At the same time, however, Cruise’s career had taken a major downturn as well. After his legendary ‘couch-jumping’ incident on Oprah while proclaiming his love for Holmes, his fan base seemed less unanimous about his cultural importance. Add to this the bizarre rumors surrounding his involvement with Scientology and one could argue that Cruise had worn out his welcome. While a few movies of mixed reviews over the next few years kept him in the spotlight, he became better known for his personal life than his ability to drum up box office dollars. What’s more, this trend continued until the release of the fourth entry into the franchise – Mission Impossible: Ghost Protocol.
Released in Summer 2011, Ghost Protocol seemed like the sequel no one really wanted.
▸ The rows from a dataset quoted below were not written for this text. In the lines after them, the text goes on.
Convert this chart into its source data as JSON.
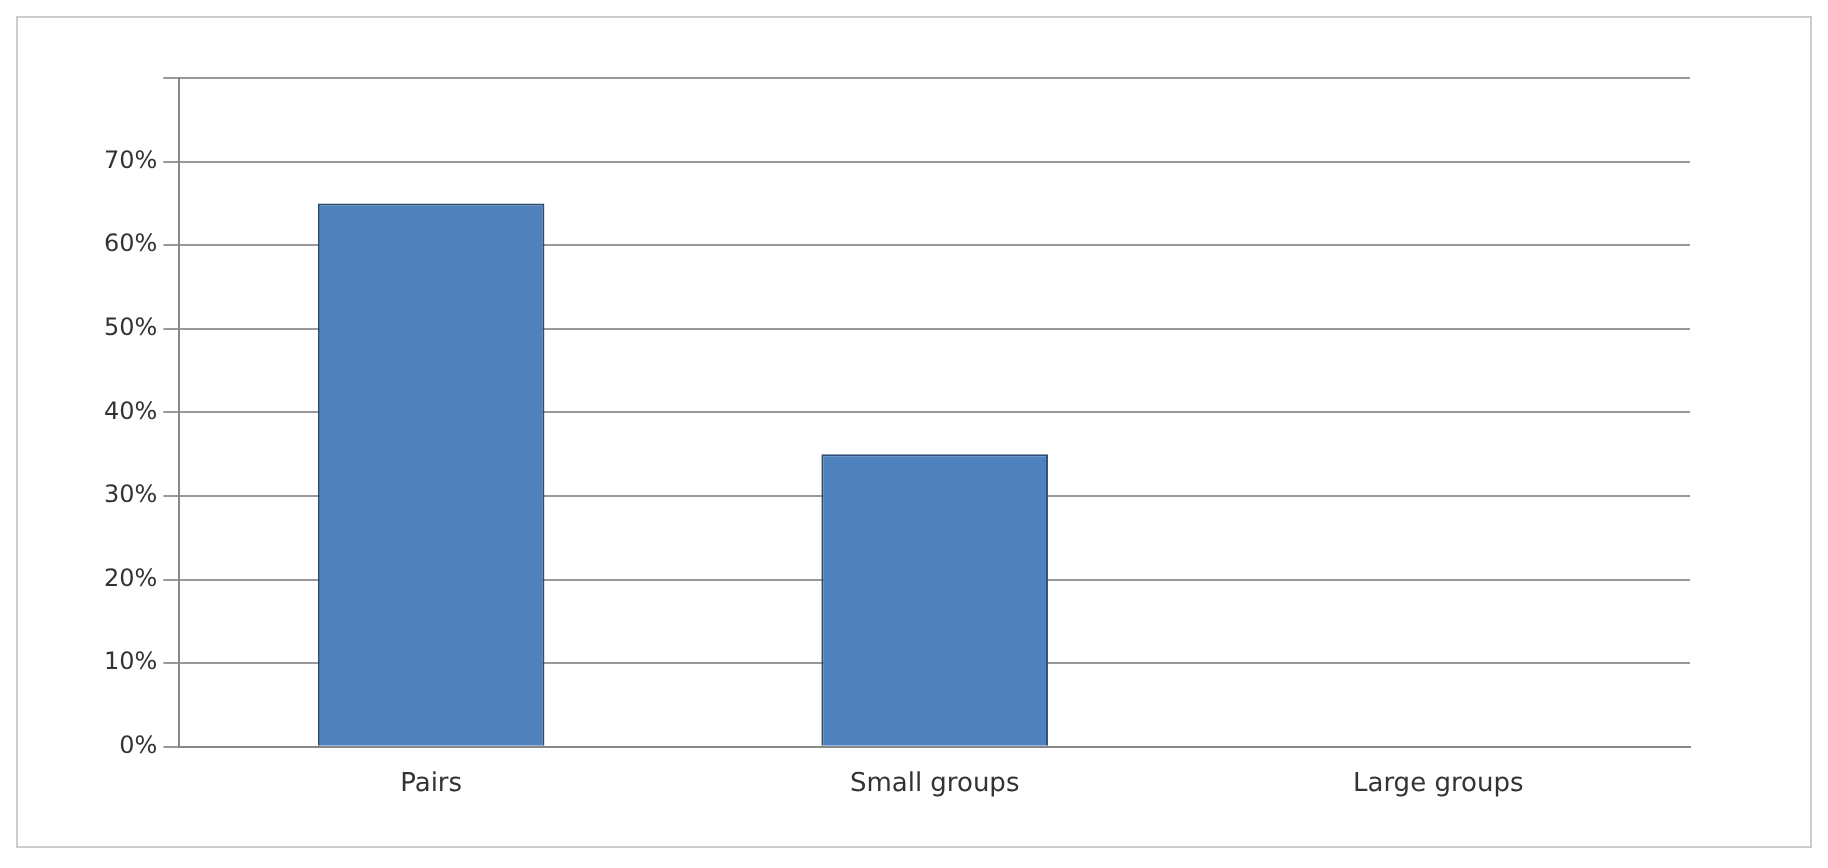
{
  "chart_data": {
    "type": "bar",
    "categories": [
      "Pairs",
      "Small groups",
      "Large groups"
    ],
    "values": [
      65,
      35,
      0
    ],
    "color": "#4f81bd",
    "ylim": [
      0,
      80
    ],
    "yticks": [
      {
        "value": 0,
        "label": "0%"
      },
      {
        "value": 10,
        "label": "10%"
      },
      {
        "value": 20,
        "label": "20%"
      },
      {
        "value": 30,
        "label": "30%"
      },
      {
        "value": 40,
        "label": "40%"
      },
      {
        "value": 50,
        "label": "50%"
      },
      {
        "value": 60,
        "label": "60%"
      },
      {
        "value": 70,
        "label": "70%"
      },
      {
        "value": 80,
        "label": null
      }
    ],
    "grid": "y"
  }
}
With his career seemingly dead, there were rumors that Paramount wanted to continue the series without Cruise, bringing in Jeremy Renner to take up the mantle in future entries. Interestingly though, Protocol actually depicts Hunt in the same manner. As the film opens, Hunt lies ‘disavowed’ in a European prison, broken and forgotten by the IMF. Even Renner’s character seems suspicious of whether or not this ‘wild card’ still has what it takes to lead the team.
What surprised everyone the most though was the fact that the film was not only a hit at the box office, but a critical success as well. Like Hunt’s character, Cruise’s life was restored as a viable—and bankable—success.
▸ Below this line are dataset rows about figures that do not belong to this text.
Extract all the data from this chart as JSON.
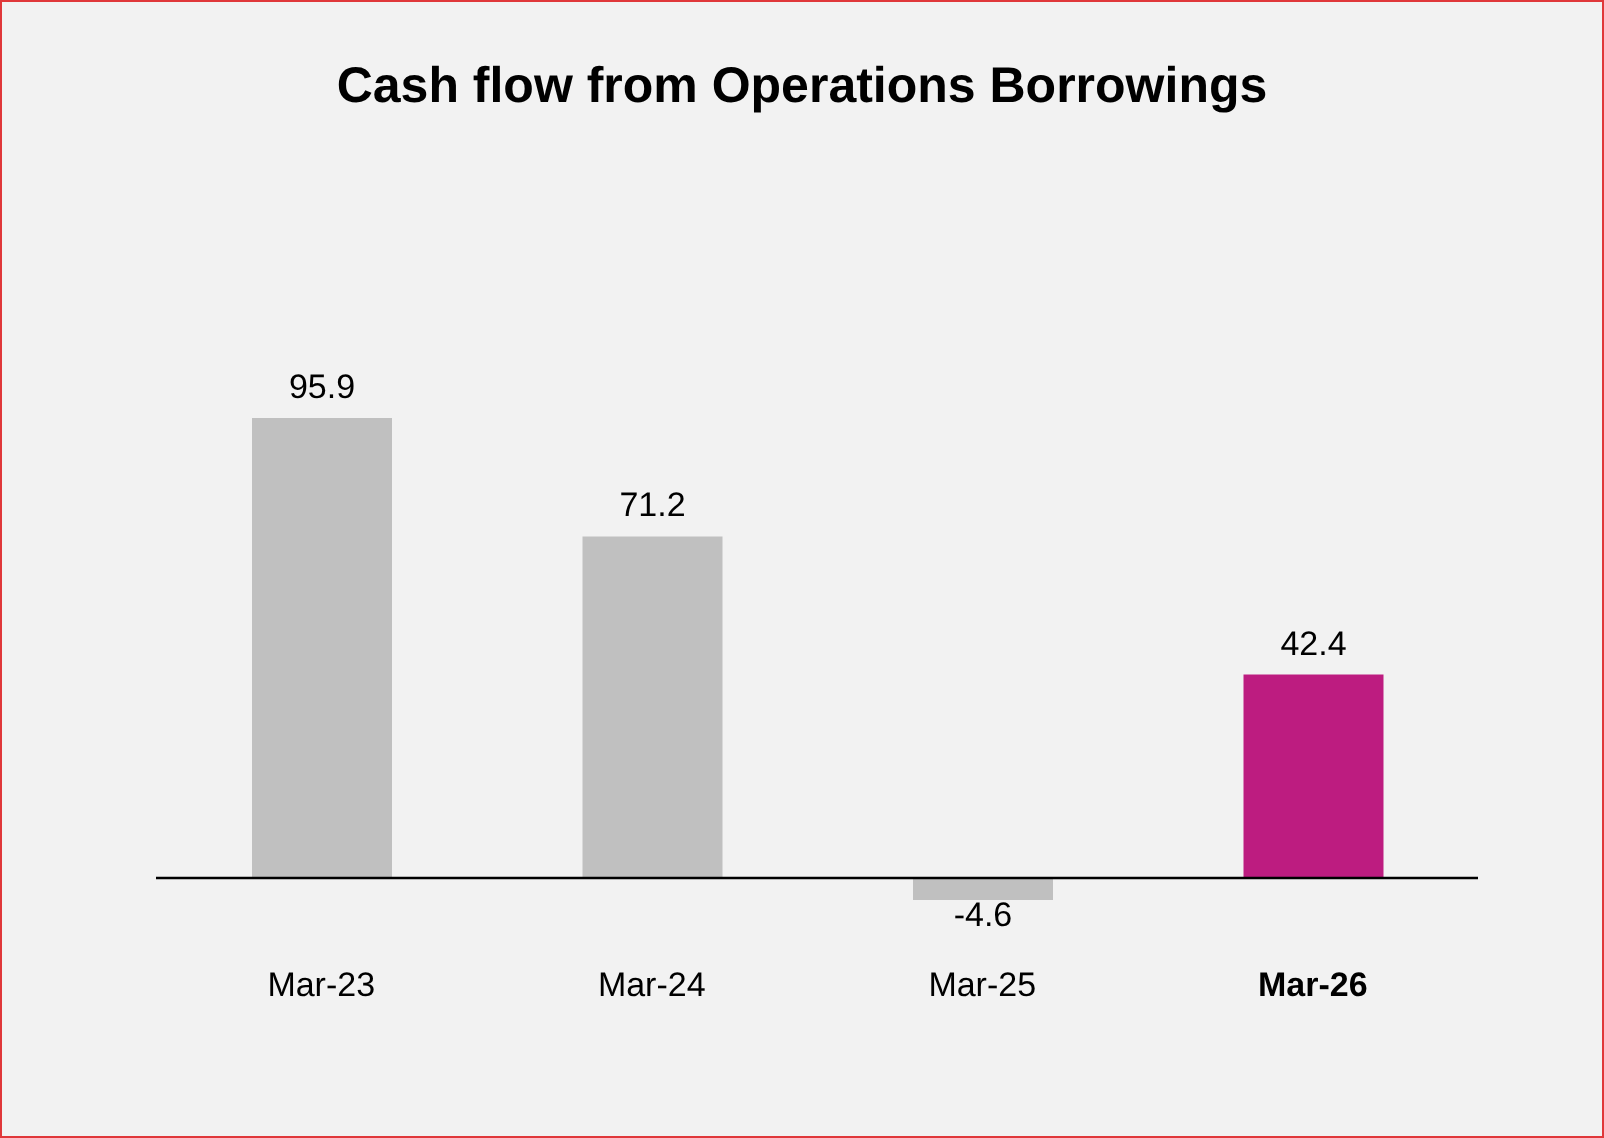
{
  "chart_data": {
    "type": "bar",
    "title": "Cash flow from Operations Borrowings",
    "categories": [
      "Mar-23",
      "Mar-24",
      "Mar-25",
      "Mar-26"
    ],
    "values": [
      95.9,
      71.2,
      -4.6,
      42.4
    ],
    "colors": [
      "#c0c0c0",
      "#c0c0c0",
      "#c0c0c0",
      "#bd1c80"
    ],
    "data_labels": true
  }
}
To Hollywood, that meant he had value again.
Is that really fair? In a culture where value is determined based solely on achievement and cultural idolization, Cruise is an example of the ‘celebrity machine’. It’s a fairly simple equation: When you’ve proven that you can sell tickets, you matter. If not, you don’t. Value lies solely in achievement. As a Christian, I recognize that this is faulty logic. Whether or not I agree with his theological position or liked his last film, I recognize that Cruise has value to God simply because he was made in His image. Like all of us, he’s human. He both loves his family and makes poor choices.
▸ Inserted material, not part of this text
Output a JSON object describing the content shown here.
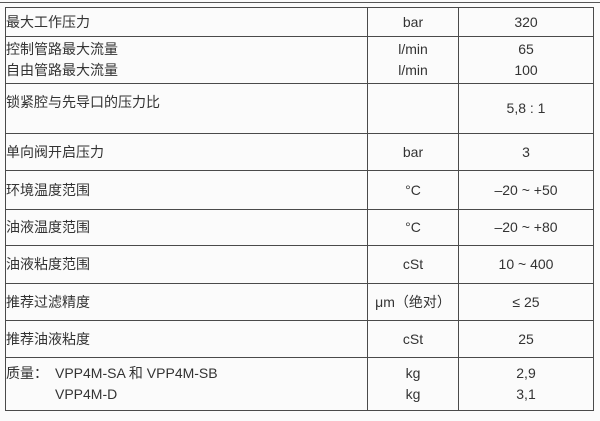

While Ethan Hunt may seem invincible, Tom Cruise isn’t.
He, too, is a man on a journey where God wants to meet him and, I believe, he wants to meet God as well. His value lies beyond Oscar noms and couch-jumping. It lies in the heart of the God of the universe, whether he recognizes it or not.
It’s that back and forth journey of discovery that sometimes feels like the real impossible Mission.